Rabu, 25 Mei 2016

Menahan Emosi

"Jangan lagi menyuruhku untuk sabar !", tulisku saat itu. Sekilas,memang itu kalimat yang kasar bahkan terkesan saya bukan seorang muslim yang baik. Saya tidak akan menjelaskan dalil-dalil atau apa pun tentang sabar dari segi religi,karena saya sadar ilmu saya masih 'cethek'. Saya sekedar mengungkapkan istilah sabar dari sudut pandang saya.
Mengapa saya melontarkan kalimat itu?

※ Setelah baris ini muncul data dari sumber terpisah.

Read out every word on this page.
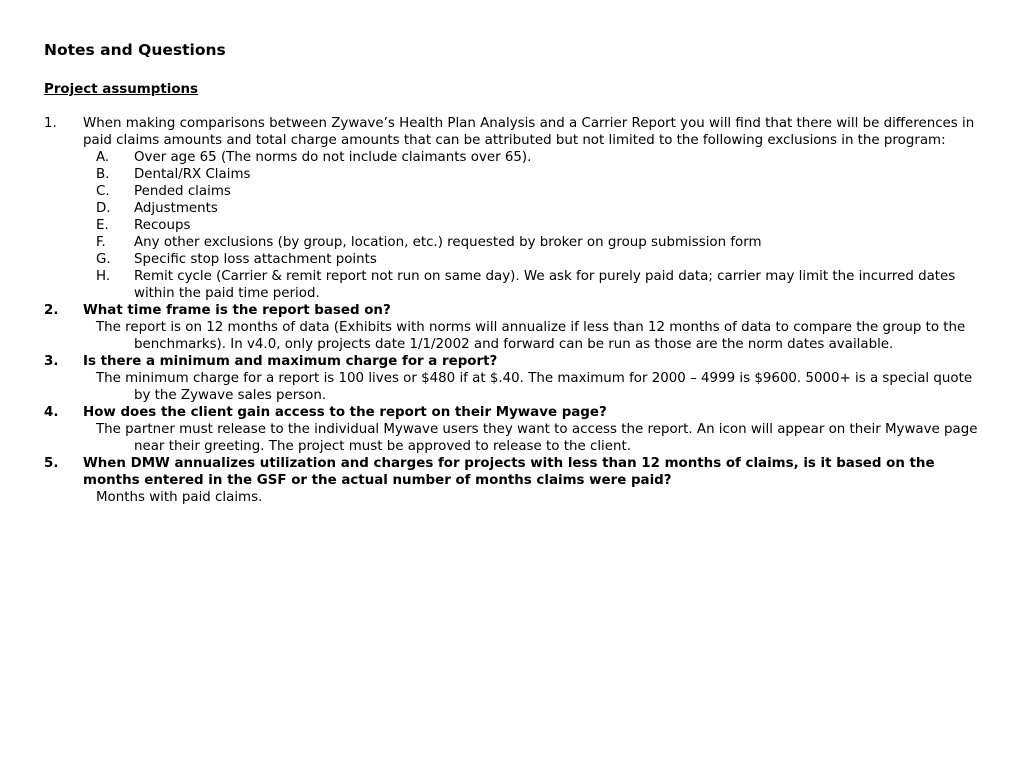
Notes and Questions
Project assumptions
1.	When making comparisons between Zywave’s Health Plan Analysis and a Carrier Report you will find that there will be differences in paid claims amounts and total charge amounts that can be attributed but not limited to the following exclusions in the program:
A.	Over age 65 (The norms do not include claimants over 65).
B.	Dental/RX Claims
C.	Pended claims
D.	Adjustments
E.	Recoups
F.	Any other exclusions (by group, location, etc.) requested by broker on group submission form
G.	Specific stop loss attachment points
H.	Remit cycle (Carrier & remit report not run on same day). We ask for purely paid data; carrier may limit the incurred dates within the paid time period.
2.	What time frame is the report based on?
The report is on 12 months of data (Exhibits with norms will annualize if less than 12 months of data to compare the group to the benchmarks). In v4.0, only projects date 1/1/2002 and forward can be run as those are the norm dates available.
3.	Is there a minimum and maximum charge for a report?
The minimum charge for a report is 100 lives or $480 if at $.40. The maximum for 2000 – 4999 is $9600. 5000+ is a special quote by the Zywave sales person.
4.	How does the client gain access to the report on their Mywave page?
The partner must release to the individual Mywave users they want to access the report. An icon will appear on their Mywave page near their greeting. The project must be approved to release to the client.
5.	When DMW annualizes utilization and charges for projects with less than 12 months of claims, is it based on the months entered in the GSF or the actual number of months claims were paid?
Months with paid claims.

Selama ini terus terang saya jenuh ketika orang lain berkomentar sabar untuk setiap status saya (bbm) yang menggambarkan betapa jengkelnya saya menghadapi kelakuan siswa,suami dan anak. Bukan tanpa alasan, saya berteriak lewat tulisan dan memandang sinis mereka yang serta merta berkomentar sabar tanpa tahu duduk permasalahannya. Untuk saya, sabar adalah pegangan ketika saya telah bekerja keras,berusaha semampu saya namun takdir tak seperti harapan saya. Sabar adalah kunci keberanian saya dalam menghadapi masalah, ujian dan tantangan. Sabar adalah kalimat sakti ketika saya merasa rendah diri melihat keberhasilan orang lain. Untuk saya, sabar tidak berlaku ketika mengajarkan disiplin dan perilaku terpuji. Peringatan pertama tak didengar,peringatan kedua tak diindahkan,peringatan ketiga ditertawakan...apakah saya harus bersabar dengan kondisi itu? Ada kalanya marah untuk menanamkan kebaikan itu perlu. Kalau sejak dini tidak ditanamkan kebiasaan baik mau jadi apa generasi penerus bangsa ini? Percuma saja segala kecerdasan otak kalau tidak dibarengi perilaku yang santun dengan hati yang bersih. Sekali lagi, itu hanyalah sabar dari kacamata saya.